Before Mohamedi solidified the stark, black-and-white lines of her late-career pieces, traces of nature appeared in her earlier works from the 1950s and ’60s. A recurring theme from this period, when her pieces were looser and more colored, is the arch shape of a fan, though still depicted in her signature steady lines.
By the late 1970s and ’80s, Mohamedi’s style became set in hard black and white, barely acknowledging any tangible or knowable world in the imagery she created. The only truly identifiable subject in her works during this time is a photographic piece that features the Kuwait Water Towers from 1976. Like her diaries, which offer a carefully constructed look into her personal world, the appearance of the towers is almost a shock due to their immediate familiarity. Thereafter, simpler triangular shapes became the subject of Mohamedi’s drawings. These painstakingly created works included the most minute of pencil markings, which were carefully laid out and plotted in compelling, geometric order.
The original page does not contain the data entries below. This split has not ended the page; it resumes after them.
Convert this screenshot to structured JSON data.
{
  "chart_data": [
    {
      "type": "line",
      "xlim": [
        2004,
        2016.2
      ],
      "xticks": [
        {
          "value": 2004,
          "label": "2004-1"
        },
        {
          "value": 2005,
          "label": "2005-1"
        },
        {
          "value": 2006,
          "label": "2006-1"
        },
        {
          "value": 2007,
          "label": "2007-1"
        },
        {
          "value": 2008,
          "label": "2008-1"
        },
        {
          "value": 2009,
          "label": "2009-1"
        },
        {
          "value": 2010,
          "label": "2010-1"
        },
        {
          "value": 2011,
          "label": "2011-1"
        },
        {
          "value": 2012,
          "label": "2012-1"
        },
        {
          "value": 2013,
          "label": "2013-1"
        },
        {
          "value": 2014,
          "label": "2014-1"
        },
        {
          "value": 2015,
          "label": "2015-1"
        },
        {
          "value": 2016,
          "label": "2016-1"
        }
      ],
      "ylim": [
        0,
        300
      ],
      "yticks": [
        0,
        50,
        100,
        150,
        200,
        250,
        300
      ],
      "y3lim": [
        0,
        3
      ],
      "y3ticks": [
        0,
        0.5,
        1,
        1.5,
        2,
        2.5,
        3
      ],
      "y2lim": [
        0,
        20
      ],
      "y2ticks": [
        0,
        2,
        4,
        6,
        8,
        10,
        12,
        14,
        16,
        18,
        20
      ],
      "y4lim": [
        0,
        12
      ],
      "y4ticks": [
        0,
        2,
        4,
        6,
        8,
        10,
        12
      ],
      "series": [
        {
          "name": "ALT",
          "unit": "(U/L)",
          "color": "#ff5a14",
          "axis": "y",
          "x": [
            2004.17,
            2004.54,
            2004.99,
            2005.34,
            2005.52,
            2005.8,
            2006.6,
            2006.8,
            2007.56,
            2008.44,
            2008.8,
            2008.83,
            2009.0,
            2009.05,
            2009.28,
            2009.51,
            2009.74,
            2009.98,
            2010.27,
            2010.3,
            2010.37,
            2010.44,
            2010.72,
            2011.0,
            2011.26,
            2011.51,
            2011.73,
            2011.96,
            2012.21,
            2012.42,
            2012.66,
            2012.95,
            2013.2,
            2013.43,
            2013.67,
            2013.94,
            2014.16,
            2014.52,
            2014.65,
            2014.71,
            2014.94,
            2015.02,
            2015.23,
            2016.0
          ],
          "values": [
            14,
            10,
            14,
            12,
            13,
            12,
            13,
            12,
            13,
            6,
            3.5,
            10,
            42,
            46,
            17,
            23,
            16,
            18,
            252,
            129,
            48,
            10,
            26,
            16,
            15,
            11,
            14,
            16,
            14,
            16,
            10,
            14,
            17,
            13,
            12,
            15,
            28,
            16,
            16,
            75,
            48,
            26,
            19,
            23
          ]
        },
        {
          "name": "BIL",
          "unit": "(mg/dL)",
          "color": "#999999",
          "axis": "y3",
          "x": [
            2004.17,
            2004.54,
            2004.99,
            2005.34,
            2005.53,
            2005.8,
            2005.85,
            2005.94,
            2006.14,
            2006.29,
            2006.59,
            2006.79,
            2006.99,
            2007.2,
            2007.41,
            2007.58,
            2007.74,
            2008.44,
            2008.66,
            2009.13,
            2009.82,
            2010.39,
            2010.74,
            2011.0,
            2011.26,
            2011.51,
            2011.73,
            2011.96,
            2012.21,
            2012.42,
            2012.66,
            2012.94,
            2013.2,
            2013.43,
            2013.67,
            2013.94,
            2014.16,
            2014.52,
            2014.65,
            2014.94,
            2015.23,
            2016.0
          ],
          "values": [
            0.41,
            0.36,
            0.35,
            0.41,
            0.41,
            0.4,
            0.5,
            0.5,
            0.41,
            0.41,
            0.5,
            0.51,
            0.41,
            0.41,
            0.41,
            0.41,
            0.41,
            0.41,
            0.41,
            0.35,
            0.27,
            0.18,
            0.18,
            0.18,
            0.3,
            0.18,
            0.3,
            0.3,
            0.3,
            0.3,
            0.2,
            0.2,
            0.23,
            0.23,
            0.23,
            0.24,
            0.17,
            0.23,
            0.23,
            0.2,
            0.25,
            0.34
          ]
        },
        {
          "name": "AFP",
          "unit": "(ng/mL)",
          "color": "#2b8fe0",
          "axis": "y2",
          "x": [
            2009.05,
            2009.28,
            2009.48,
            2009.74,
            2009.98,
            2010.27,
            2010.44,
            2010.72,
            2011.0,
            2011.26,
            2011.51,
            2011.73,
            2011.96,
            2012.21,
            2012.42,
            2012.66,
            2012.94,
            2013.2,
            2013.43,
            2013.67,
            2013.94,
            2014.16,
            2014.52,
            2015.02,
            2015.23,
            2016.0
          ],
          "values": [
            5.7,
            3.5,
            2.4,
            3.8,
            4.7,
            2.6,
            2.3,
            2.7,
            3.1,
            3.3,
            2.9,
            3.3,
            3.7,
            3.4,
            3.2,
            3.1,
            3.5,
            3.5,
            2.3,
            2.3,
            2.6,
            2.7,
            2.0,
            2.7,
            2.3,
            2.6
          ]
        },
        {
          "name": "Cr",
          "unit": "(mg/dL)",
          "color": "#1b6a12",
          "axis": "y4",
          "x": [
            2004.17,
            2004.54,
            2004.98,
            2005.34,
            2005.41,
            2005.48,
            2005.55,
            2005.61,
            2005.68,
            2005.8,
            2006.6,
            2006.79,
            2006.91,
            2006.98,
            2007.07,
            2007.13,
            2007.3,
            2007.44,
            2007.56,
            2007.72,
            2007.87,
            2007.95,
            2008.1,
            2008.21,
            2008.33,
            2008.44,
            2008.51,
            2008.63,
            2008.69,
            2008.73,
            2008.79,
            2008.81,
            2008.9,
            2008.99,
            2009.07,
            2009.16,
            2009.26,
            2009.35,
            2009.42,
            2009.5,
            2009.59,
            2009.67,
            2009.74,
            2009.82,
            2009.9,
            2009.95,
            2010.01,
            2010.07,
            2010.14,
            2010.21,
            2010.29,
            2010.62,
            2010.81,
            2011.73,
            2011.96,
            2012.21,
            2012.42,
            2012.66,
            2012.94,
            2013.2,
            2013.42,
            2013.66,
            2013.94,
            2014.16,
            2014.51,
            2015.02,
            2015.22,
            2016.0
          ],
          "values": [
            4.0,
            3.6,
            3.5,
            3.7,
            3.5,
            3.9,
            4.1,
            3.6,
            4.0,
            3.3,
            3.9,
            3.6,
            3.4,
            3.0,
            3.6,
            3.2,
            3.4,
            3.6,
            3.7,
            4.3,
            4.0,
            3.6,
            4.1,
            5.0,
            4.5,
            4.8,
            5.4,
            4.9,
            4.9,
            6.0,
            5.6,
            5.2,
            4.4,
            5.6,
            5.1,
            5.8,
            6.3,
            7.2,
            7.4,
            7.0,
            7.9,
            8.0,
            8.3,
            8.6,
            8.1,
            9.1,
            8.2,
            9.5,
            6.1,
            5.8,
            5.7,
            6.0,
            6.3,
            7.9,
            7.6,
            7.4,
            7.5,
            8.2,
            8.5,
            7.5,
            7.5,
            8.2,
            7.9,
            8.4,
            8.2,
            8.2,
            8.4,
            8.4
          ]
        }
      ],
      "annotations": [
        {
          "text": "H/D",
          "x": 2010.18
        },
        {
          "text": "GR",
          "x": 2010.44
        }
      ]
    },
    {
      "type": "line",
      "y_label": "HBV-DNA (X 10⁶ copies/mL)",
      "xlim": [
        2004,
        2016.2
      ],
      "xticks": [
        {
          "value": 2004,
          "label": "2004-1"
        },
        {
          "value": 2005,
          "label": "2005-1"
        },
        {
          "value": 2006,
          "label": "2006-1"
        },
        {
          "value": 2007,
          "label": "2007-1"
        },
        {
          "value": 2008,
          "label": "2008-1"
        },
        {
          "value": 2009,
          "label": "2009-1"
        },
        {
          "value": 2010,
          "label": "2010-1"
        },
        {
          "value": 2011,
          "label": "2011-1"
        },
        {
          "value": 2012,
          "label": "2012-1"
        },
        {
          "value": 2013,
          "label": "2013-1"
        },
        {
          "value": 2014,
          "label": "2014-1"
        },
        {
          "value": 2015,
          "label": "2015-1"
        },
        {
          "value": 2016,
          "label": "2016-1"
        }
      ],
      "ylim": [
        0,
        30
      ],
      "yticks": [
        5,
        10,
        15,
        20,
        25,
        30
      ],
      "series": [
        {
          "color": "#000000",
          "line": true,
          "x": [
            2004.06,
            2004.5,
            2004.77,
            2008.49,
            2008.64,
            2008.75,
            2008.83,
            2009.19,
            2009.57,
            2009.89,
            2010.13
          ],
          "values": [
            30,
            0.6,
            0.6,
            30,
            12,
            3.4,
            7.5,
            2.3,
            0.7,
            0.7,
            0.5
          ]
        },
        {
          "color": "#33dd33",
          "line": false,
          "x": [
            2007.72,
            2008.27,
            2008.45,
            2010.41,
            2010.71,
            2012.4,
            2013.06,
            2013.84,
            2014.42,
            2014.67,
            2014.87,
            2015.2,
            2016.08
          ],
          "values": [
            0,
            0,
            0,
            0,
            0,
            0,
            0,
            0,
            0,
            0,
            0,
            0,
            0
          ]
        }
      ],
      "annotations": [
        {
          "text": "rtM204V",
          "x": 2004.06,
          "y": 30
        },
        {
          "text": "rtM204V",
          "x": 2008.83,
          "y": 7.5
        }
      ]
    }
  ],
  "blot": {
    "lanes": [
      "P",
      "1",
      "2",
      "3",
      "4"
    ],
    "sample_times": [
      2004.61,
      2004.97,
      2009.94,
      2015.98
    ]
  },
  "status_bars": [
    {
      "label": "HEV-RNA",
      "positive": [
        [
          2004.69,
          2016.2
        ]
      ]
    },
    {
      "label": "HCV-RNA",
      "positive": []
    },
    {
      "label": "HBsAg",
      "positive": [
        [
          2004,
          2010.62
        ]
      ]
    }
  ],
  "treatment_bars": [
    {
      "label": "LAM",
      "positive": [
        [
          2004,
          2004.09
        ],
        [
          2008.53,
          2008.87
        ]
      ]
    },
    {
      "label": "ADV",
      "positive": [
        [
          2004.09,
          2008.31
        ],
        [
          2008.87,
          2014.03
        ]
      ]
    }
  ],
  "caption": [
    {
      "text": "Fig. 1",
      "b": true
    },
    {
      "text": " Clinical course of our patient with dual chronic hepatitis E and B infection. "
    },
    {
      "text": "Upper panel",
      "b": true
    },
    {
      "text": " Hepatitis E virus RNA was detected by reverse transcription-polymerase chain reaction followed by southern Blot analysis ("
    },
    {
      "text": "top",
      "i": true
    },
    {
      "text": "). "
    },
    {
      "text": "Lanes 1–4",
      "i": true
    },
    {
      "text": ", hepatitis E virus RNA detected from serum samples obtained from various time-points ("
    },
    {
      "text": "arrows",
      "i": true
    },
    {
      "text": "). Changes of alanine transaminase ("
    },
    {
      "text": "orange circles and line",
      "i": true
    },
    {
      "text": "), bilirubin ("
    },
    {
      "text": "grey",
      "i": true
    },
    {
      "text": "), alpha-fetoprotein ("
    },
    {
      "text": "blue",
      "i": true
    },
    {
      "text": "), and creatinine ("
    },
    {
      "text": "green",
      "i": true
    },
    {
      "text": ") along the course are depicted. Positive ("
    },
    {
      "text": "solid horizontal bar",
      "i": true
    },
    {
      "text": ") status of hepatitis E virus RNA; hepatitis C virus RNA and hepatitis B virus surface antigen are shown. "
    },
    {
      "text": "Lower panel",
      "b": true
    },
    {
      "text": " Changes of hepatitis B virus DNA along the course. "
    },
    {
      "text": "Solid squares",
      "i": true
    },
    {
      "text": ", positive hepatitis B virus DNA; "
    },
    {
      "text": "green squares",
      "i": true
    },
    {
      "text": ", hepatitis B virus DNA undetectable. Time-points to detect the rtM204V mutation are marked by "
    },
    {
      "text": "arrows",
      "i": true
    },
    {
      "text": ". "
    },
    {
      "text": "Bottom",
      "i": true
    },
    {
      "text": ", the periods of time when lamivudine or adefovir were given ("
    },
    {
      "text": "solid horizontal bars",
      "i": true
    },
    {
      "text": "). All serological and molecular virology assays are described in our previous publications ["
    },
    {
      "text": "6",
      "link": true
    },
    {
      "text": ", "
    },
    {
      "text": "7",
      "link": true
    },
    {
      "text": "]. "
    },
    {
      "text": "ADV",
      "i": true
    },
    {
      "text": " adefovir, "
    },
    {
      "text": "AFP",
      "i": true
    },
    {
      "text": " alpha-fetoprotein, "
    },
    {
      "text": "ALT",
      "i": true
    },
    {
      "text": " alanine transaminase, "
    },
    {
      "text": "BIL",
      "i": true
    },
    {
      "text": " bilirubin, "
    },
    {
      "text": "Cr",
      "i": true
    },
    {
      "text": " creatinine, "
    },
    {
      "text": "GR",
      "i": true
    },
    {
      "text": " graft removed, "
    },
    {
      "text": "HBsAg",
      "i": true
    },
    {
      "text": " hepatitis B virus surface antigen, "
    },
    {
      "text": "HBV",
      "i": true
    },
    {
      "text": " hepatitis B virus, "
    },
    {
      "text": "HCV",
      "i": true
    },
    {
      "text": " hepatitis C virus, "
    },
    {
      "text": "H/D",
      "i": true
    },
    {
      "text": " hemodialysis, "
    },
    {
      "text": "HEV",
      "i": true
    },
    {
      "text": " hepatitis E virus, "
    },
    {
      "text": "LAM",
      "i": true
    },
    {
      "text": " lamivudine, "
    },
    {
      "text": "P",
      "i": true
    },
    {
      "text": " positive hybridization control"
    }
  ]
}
With the Met Breuer positioning itself as a space to present modern and contemporary art in context with the Metropolitan Museum of Art’s treasure trove of historical art and artifacts, it is becoming clear that curatorial practices across the United States are globalizing more and more. In New York City alone, in the last decade, both the Guggenheim and the Museum of Modern Art have established programs of international art studies, claiming to give equal billing to arts from the West and regions beyond.
That Mohamedi’s work was selected for the opening of the modern and contemporary art programming at the Met Breuer is telling. The exhibition certainly places her work in line with other Euro-American modernists who were her contemporaries—a pivotal step in pushing forward the important project of filling gaps in the global narrative of modern and contemporary art histories.